In the wake of Thanksgiving, I want to dedicate this blog
post to why I’m thankful for the Adirondacks. As a New Yorker, as an admirer of
nature, and as a proponent of the democratic system, I feel blessed to have
something like the Adirondack Park so close to home. Everyone says how the
Adirondacks are a small-scale experiment that sets an example for how to manage
the entire country, and to have that experiment in our backyard is something
special.
I’m thankful that a park so susceptible to exploitation (for
recreation, vacation, timber) has been preserved as much as it has. And that
preservation is a testament to the passions of the people that fight for the
park and the democratic system that has been created to sort out competing
interests. It’s also a testament to the integrity of the Park’s initial constitution,
however fickle it may seem today with the constant legal challenges. The
founders of the Park constitution made it a point to keep land forever wild and
it’s certainly rare to see that promise upheld today.

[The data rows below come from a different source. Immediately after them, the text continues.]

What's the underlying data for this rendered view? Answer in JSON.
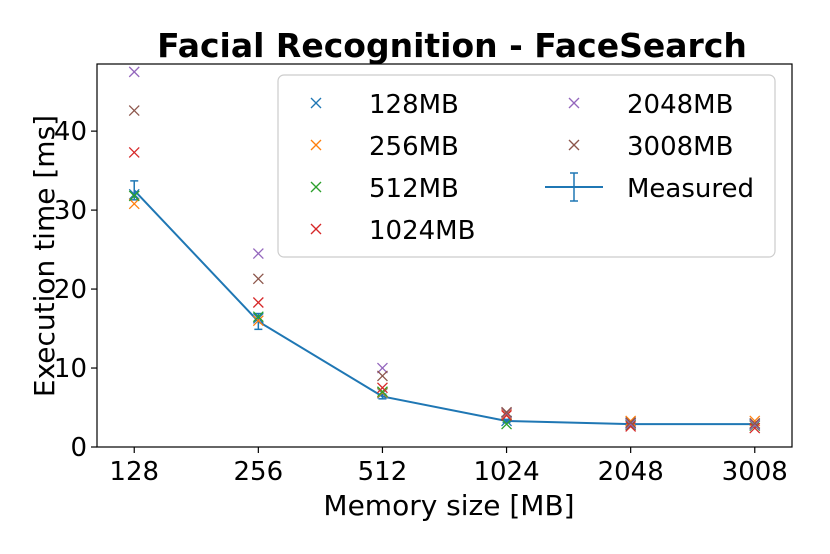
{
  "chart_data": {
    "type": "scatter",
    "title": "Facial Recognition - FaceSearch",
    "xlabel": "Memory size [MB]",
    "ylabel": "Execution time [ms]",
    "categories": [
      "128",
      "256",
      "512",
      "1024",
      "2048",
      "3008"
    ],
    "ylim": [
      0,
      48.5
    ],
    "yticks": [
      0,
      10,
      20,
      30,
      40
    ],
    "grid": false,
    "legend_position": "top-right",
    "series": [
      {
        "name": "128MB",
        "color": "#1f77b4",
        "marker": "x",
        "values": [
          32.0,
          16.3,
          6.8,
          3.3,
          3.0,
          2.9
        ]
      },
      {
        "name": "256MB",
        "color": "#ff7f0e",
        "marker": "x",
        "values": [
          30.8,
          16.0,
          6.9,
          4.2,
          3.3,
          3.3
        ]
      },
      {
        "name": "512MB",
        "color": "#2ca02c",
        "marker": "x",
        "values": [
          31.8,
          16.5,
          7.0,
          2.9,
          2.8,
          2.7
        ]
      },
      {
        "name": "1024MB",
        "color": "#d62728",
        "marker": "x",
        "values": [
          37.3,
          18.3,
          7.5,
          4.0,
          2.6,
          2.4
        ]
      },
      {
        "name": "2048MB",
        "color": "#9467bd",
        "marker": "x",
        "values": [
          47.5,
          24.5,
          10.0,
          4.3,
          2.9,
          2.8
        ]
      },
      {
        "name": "3008MB",
        "color": "#8c564b",
        "marker": "x",
        "values": [
          42.6,
          21.3,
          9.0,
          4.4,
          3.1,
          3.0
        ]
      }
    ],
    "measured": {
      "name": "Measured",
      "color": "#1f77b4",
      "values": [
        32.5,
        15.9,
        6.4,
        3.3,
        2.9,
        2.9
      ],
      "errors": [
        1.2,
        1.0,
        0.3,
        0.2,
        0.1,
        0.1
      ]
    }
  }
}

As a way of saying thanks for this course, I added a picture
of the snowglobe I got from the Adirondack Museum. Though it may look like just
a trinket to some, each snowglobe in my collection carries some meaning in
the form of either how I got it or the memories that it brings back. This
Adirondack one has its own story, and will definitely remind me of our trip to
the Adirondacks, everything I’ve learned in the course, and the friendships I’ve
made along the way. So thanks for being a part of that story.